Armstrong J G, Zelefsky M J, Leibel S A, Burman C, Han C, Harrison L B, Kutcher G J, Fuks Z Y
Department of Radiation Oncology, Memorial Sloan-Kettering Cancer Center, New York, NY, USA.
Ann Oncol. 1995 Sep;6(7):693-7. doi: 10.1093/oxfordjournals.annonc.a059286.
Local failure is a major obstacle to the cure of locally advanced non-small-cell lung cancer. 3-Dimensional conformal radiation therapy (3-DCRT) selects optimal treatment parameters to increase dose to tumor and reduce normal tissue dose, potentially permitting dose escalation. There are several ongoing trials of dose escalation using 3-Dimensional conformal radiation therapy for non-small-cell lung cancer. We performed this analysis to determine if data derived from dose volume histograms could be used as the basis for designing the method of dose escalation in these trials.
Between 1990 and 1993, 31 patients were treated with 3-DCRT and had complete normal tissue dose volume histograms created as part of the planning process. The stage distribution was stage I/II 13%, stage IIIa in 45%, and stage IIIb in 42%. The median radiation dose to gross disease was 70.2 Gy (52.2-72 Gy). Elective mediastinal irradiation (50.4 Gy) was administered to 52% (16/31) of patients.
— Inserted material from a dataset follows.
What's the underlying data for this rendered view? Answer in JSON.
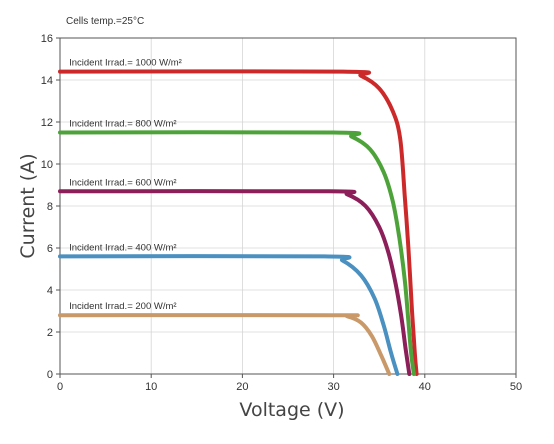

The major toxicity encountered in this experience was pulmonary. Dose-volume-histogram data were used to analyze the predictors of toxicity and showed a correlation between risk of pulmonary toxicity and indices of dose to lung parenchyma. Grade 3 or higher pulmonary toxicity occurred in 38% (3/8) of pts with >30%of lung volume receiving > or =25 Gy, versus 4% (1/23) of pts. with < or = 30% lung receiving > or = 25 Gy (p=0.04). Grade 3 or higher pulmonary toxicity occurred in 29% (4/14) of patients with a predicted pulmonary normal tissue complication probability of 12% or higher versus 0% (0/17) in patients with a predicted probability of less than 12% (p=0.03). The single fatality occurred in a patient with a calculated pneumonitis probability of 85% and a high percent (49%) lung volume receiving >= 25 GY.
This preliminary experience demonstrates a correlation between lung dose-volume-histogram data and the risk of severe pulmonary toxicity. This provides an opportunity to modify the method of radiation dose escalation. Dose-volume-histogram data can allow escalation according to the risk to the lung parenchyma (which is the major organ of concern) rather than escalation according to tumor dose levels. Because of teh major inter-patient variability of intrathoracic tumor bulk and anatomic distribution, this strategy is intuitively appropriate. This approach may facilitate completion of dose escalation studies and identification of maximum tolerable pulmonary dose levels.
局部失败是局部晚期非小细胞肺癌治愈的主要障碍。三维适形放射治疗(3-DCRT)可选择最佳治疗参数,以增加肿瘤剂量并减少正常组织剂量,从而有可能实现剂量递增。目前有多项正在进行的关于使用三维适形放射治疗对非小细胞肺癌进行剂量递增的试验。我们进行这项分析是为了确定剂量体积直方图得出的数据是否可作为设计这些试验中剂量递增方法的基础。
1990年至1993年间,31例患者接受了3-DCRT治疗,并在计划过程中创建了完整的正常组织剂量体积直方图。分期分布为I/II期占13%,IIIa期占45%,IIIb期占42%。对大体肿瘤的中位放射剂量为70.2 Gy(52.2 - 72 Gy)。52%(16/31)的患者接受了选择性纵隔照射(50.4 Gy)。
该研究中遇到的主要毒性反应是肺部毒性。剂量体积直方图数据用于分析毒性预测因素,结果显示肺部毒性风险与肺实质剂量指标之间存在相关性。肺体积超过30%且接受≥25 Gy照射的患者中,38%(3/8)发生3级或更高等级的肺部毒性,而肺体积≤30%且接受≥25 Gy照射的患者中,这一比例为4%(1/23)(p = 0.04)。预测肺部正常组织并发症概率为12%或更高的患者中,29%(4/14)发生3级或更高等级的肺部毒性,而预测概率低于12%的患者中这一比例为0%(0/17)(p = 0.03)。唯一的死亡病例发生在一名计算得出肺炎概率为85%且肺体积接受≥25 Gy照射比例较高(49%)的患者身上。
这一初步研究表明肺剂量体积直方图数据与严重肺部毒性风险之间存在相关性。这为修改放射剂量递增方法提供了机会。剂量体积直方图数据可根据肺实质(主要关注器官)的风险进行递增,而不是根据肿瘤剂量水平递增。由于胸腔内肿瘤体积和解剖分布在患者之间存在较大差异,这种策略直观上是合适的。这种方法可能有助于完成剂量递增研究并确定最大可耐受肺部剂量水平。